To use OMPC PLASMA, we provide a docker image ompcluster/plasma-dev:lastest containing a pre-compiled Clang/LLVM with all the OpenMP and MPI libraries needed to compile and run OMPC PLASMA.

You can execute OMPC PLASMA on any computer using docker or Singularity.

To install OMPC PLASMA we use the following commands:

git clone https://gitlab.com/ompcluster/plasma.git
cd plasma/
mkdir build
cd build
export CC=clang 
export CXX=clang++
export OpenBLAS_ROOT=/usr/local/include/openblas/
cmake ..
make -j$(nproc)

Usage

OMPC PLASMA should be run using parameters. To observe the parameters, execute the following command:

./plasmatest --help

In general, OMPC PLASMA should be executed with the following parameters:

./plasmatest routine --dim=$dim --nrhs=$dim --nb=$nb --test=$test 

These parameters represent:

  • routine: This parameter represents the application of linear algebra. Currently OMPC PLASMA supports four applications: spotrf, sgemm, ssyrk and strsm.

  • $dim: The matrix size.

  • $nb: The block size. This number should be divisor of $dim.

  • $test(y|n): Determine whether or not the results should be verified.

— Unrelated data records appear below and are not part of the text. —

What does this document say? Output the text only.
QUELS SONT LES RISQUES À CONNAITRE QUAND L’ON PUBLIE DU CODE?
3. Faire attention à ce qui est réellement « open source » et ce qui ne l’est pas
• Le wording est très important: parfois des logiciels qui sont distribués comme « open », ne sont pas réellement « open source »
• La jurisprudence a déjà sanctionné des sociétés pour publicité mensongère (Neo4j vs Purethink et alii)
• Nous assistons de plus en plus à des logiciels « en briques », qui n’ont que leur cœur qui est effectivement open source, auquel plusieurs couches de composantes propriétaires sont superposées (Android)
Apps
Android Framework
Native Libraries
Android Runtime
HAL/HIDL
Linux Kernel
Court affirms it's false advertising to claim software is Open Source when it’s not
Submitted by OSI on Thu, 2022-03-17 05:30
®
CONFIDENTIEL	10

There are other parameters, which depend on each routine that the user wants to execute.

Example

Here is a example how to run the OMPC PLASMA in a cluster using SLURM:

#!/bin/bash
#SBATCH --job-name=plasma-job
#SBATCH --output=plasma-output.txt
#SBATCH --nodes 3

module purge
module load mpich/4.0.2-ucx

##### OMPC settings
export OMPCLUSTER_NUM_EXEC_EVENT_HANDLERS=4
expsort LIBOMP_NUM_HIDDEN_HELPER_THREADS=8
export OMPCLUSTER_HEFT_COMM_COEF=0.00000000008
export OMPCLUSTER_HEFT_COMP_COST=20000000000

##### OpenMP settings
export OMP_NUM_THREADS=4
export OPENBLAS_NUM_THREADS=1 

srun --mpi=pmi2 -n 3 singularity exec plasma-dev_latest.sif plasma/build/plasmatest spotrf --dim=1024 --nrhs=1024 --nb=256 --test=y

OMPC configurations depend on how the user executes the program in the cluster. In the example, OMPC PLASMA runs on 2 worker nodes, each node will work with 4 threads.